The study says sugar consumption is the underlying cause of tooth decay and obesity. According to the researchers, soft drinks are a major source of sugar in the global diet. While sugary drinks consumption is highest in HICs, the growth in sales of sugary drinks in many LMIC is substantial.
“The international soft drinks market is dominated by a small number of companies—in particular, Coca-Cola and PepsiCo. These two alone accounts for over a third of worldwide soft drinks sales, with accumulated revenues over $100 billion in 2014, a sum that exceeds the gross domestic product even of HICs among a total of 125 countries globally, according to World Bank data,” says the study.
The researchers say between 2009 and 2015, Coca-Cola, PepsiCo, and the American Beverage Association spent $114 million in lobbying at the US federal level, adding that such commercial economic power readily translates into political power and policy influence.
“Recognition is increasing of the influence, power, and effect of the global sugar industry as a threat to public health, which requires tighter regulation and legislation by governments,” says the team.
Focusing on their marketing, the research states that the soft drinks industry spends a great deal on advertising their products, with direct marketing strategies aimed at children and young people.
“In 2013, US drinks companies alone spent $866 million on advertising sugary drinks and energy drinks. By 2020, Coca-Cola intends to spend $12 billion on marketing their products across Africa in contrast to the World Health Organization or WHO’s total annual budget of $4.4 billion (2017),” the study says.
The researchers believe commercial baby foods are also a culprit as they are generally highly processed products and often have high sugar content.
“A 2018 European Commission report of over 4,200 commercial baby foods and drinks sold across Europe revealed that 41% of the products analyzed contained free sugars. Free sugars were particularly abundant in baby biscuits and rusks, baby cereals, baby juices and drinks, baby fruit products, desserts and yogurts, and other baby snacks,” says the report.
According to the study, the global commercial baby food market was estimated to be worth over $37 billion in 2010, with Europe, the USA, and Asia holding a significant share. However, emerging economies are expected to see high growth in sales.
Radical reforms: The need of the hour
According to the researchers, a radically different approach is now needed to tackle this global health challenge. They add that oral healthcare systems need to be more inclusive, accessible, and accommodating for socially deprived and vulnerable groups.
The researchers recommend standardized oral disease surveillance systems to examine the full extent and severity of oral conditions globally. “Rather than being isolated and separated from the mainstream healthcare system, dentistry needs to be more integrated, in particular with primary care services,” they say.
Further, researchers recommend “bold action” and stricter rules to address the negative influence of the global sugar industry, which they say uses multiple strategies to lessen the effect of any public health efforts attempting to reduce free sugar consumption.
“A pressing need exists to develop a clearer and more transparent conflict of interest policies and procedures, to restrict and clarify the influence of the sugar industry on dental research and oral health policy.
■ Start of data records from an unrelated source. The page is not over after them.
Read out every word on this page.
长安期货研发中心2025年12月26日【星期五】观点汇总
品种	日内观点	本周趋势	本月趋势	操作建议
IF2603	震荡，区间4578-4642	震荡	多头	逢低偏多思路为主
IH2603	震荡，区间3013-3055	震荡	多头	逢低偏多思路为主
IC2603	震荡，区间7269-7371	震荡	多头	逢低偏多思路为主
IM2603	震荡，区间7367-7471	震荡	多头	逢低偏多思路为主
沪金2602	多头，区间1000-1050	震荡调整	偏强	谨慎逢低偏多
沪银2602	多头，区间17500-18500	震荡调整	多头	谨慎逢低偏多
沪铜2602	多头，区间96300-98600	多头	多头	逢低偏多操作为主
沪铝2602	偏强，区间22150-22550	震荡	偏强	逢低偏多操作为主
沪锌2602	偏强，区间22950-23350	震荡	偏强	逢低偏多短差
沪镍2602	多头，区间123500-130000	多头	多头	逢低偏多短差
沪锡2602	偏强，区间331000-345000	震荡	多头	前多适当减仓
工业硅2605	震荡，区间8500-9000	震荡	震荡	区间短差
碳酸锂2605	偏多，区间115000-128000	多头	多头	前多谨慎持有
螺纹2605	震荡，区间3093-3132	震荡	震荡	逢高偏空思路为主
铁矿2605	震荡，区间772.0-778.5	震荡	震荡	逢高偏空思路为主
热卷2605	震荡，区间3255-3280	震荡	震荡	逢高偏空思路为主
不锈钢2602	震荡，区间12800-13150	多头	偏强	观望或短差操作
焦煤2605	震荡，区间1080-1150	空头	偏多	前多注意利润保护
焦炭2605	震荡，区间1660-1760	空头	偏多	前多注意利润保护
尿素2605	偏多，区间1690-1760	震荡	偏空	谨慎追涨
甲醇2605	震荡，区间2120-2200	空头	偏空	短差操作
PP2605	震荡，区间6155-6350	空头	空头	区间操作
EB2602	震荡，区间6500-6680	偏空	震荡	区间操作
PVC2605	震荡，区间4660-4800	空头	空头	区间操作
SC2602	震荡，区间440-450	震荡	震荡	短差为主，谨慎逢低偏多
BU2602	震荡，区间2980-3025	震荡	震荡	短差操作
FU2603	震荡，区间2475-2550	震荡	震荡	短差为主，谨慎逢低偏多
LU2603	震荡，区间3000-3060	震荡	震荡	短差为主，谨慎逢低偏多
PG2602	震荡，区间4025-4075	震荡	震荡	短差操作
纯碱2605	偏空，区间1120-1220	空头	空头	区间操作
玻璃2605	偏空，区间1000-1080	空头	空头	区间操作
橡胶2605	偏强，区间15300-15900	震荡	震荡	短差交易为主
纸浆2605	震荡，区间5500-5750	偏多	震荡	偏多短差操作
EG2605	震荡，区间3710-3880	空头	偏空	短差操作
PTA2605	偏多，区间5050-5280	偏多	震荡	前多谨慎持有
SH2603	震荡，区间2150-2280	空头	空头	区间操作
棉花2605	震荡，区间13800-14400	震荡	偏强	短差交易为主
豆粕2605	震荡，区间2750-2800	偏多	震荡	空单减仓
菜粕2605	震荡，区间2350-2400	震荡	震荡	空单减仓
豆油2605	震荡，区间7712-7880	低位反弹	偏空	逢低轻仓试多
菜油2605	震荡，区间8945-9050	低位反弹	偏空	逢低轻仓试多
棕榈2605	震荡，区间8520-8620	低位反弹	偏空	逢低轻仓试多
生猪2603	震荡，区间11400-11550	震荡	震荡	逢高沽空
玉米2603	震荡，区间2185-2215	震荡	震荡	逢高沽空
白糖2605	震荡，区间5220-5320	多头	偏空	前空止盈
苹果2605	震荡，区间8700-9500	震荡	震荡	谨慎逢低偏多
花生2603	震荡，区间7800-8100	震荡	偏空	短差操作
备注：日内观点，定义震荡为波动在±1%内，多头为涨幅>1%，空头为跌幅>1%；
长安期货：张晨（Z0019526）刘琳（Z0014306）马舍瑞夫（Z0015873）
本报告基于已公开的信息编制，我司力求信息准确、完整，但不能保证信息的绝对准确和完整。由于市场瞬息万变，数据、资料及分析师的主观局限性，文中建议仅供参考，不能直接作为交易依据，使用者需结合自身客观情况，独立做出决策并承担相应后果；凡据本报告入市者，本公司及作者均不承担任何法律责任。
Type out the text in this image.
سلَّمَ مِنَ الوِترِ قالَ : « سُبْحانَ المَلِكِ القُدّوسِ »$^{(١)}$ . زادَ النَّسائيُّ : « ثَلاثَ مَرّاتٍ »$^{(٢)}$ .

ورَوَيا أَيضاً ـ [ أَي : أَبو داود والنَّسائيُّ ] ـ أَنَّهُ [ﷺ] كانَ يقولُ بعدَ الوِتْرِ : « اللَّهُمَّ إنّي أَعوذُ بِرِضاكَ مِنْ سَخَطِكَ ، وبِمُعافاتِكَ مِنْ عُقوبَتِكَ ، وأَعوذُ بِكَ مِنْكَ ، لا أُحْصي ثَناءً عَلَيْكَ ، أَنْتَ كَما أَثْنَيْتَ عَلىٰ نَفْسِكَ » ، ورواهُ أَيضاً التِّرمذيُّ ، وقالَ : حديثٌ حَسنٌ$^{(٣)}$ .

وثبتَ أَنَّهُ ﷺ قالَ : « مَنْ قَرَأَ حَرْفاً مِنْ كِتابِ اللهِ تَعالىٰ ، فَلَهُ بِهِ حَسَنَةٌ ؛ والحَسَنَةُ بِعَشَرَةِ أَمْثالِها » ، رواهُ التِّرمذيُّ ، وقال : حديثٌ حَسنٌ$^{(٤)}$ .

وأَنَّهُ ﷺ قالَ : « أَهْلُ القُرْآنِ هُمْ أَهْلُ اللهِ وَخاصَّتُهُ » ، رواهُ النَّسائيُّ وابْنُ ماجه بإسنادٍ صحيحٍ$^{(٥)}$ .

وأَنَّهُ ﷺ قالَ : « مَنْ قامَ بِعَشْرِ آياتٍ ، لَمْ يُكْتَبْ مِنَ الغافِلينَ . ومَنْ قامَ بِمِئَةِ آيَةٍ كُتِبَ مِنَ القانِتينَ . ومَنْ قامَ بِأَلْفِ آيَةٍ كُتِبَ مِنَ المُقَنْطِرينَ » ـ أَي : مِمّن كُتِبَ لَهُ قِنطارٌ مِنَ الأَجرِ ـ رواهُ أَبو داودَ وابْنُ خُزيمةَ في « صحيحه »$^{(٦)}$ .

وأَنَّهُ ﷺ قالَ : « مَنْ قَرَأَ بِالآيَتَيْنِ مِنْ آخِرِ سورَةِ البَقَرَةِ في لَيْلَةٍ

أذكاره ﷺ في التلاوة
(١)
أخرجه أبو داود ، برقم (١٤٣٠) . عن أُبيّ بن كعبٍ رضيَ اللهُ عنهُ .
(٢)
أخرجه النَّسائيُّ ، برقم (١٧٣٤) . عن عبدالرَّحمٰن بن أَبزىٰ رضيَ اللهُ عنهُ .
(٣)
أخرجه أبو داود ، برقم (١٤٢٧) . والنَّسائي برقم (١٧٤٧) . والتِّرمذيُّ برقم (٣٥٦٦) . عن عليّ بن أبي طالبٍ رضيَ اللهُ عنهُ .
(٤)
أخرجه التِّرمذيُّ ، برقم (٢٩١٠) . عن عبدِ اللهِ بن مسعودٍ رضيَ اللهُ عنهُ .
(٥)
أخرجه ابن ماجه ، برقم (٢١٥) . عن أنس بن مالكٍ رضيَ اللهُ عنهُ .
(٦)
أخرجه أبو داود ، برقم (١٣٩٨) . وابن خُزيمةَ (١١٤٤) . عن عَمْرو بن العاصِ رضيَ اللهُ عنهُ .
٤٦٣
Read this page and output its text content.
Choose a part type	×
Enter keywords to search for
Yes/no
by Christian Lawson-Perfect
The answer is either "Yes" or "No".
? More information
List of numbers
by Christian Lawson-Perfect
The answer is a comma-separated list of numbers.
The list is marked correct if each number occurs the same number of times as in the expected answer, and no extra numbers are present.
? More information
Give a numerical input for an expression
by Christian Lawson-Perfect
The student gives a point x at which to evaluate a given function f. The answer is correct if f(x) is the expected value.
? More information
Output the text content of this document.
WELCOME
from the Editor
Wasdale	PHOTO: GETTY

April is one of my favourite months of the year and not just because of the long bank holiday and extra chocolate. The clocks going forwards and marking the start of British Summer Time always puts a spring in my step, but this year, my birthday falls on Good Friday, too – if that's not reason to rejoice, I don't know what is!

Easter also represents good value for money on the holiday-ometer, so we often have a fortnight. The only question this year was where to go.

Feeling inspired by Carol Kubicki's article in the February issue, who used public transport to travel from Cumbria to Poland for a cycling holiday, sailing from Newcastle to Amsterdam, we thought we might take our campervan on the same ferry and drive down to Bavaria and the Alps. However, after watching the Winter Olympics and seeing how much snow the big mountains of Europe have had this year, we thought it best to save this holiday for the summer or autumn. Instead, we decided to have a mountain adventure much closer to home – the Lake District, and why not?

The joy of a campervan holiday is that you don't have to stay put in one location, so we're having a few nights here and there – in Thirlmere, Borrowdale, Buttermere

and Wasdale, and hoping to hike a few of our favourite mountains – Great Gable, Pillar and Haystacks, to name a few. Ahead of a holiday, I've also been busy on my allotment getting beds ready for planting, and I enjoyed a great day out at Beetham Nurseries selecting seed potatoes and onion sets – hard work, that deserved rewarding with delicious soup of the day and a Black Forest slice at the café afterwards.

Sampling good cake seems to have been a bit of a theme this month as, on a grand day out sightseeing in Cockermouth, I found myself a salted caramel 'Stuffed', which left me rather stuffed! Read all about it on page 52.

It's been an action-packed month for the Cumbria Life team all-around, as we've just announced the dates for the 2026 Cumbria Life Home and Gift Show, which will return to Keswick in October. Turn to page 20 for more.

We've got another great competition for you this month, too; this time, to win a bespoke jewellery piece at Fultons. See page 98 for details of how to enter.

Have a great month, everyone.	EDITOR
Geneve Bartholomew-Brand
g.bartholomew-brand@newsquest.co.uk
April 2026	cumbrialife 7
Reduce industry influence in the development of clinical practice guidelines by requiring the majority of committee members and committee chair to be free of financial conflicts of interest. Based on experience gained from tobacco control, dental professional organizations, academic institutions, individual researchers, and policymakers should not accept any funding, sponsorship, or support from the sugar industry,” says the study.
The studies are - Oral diseases: a global public health challenge and Ending the neglect of global oral health: time for radical action.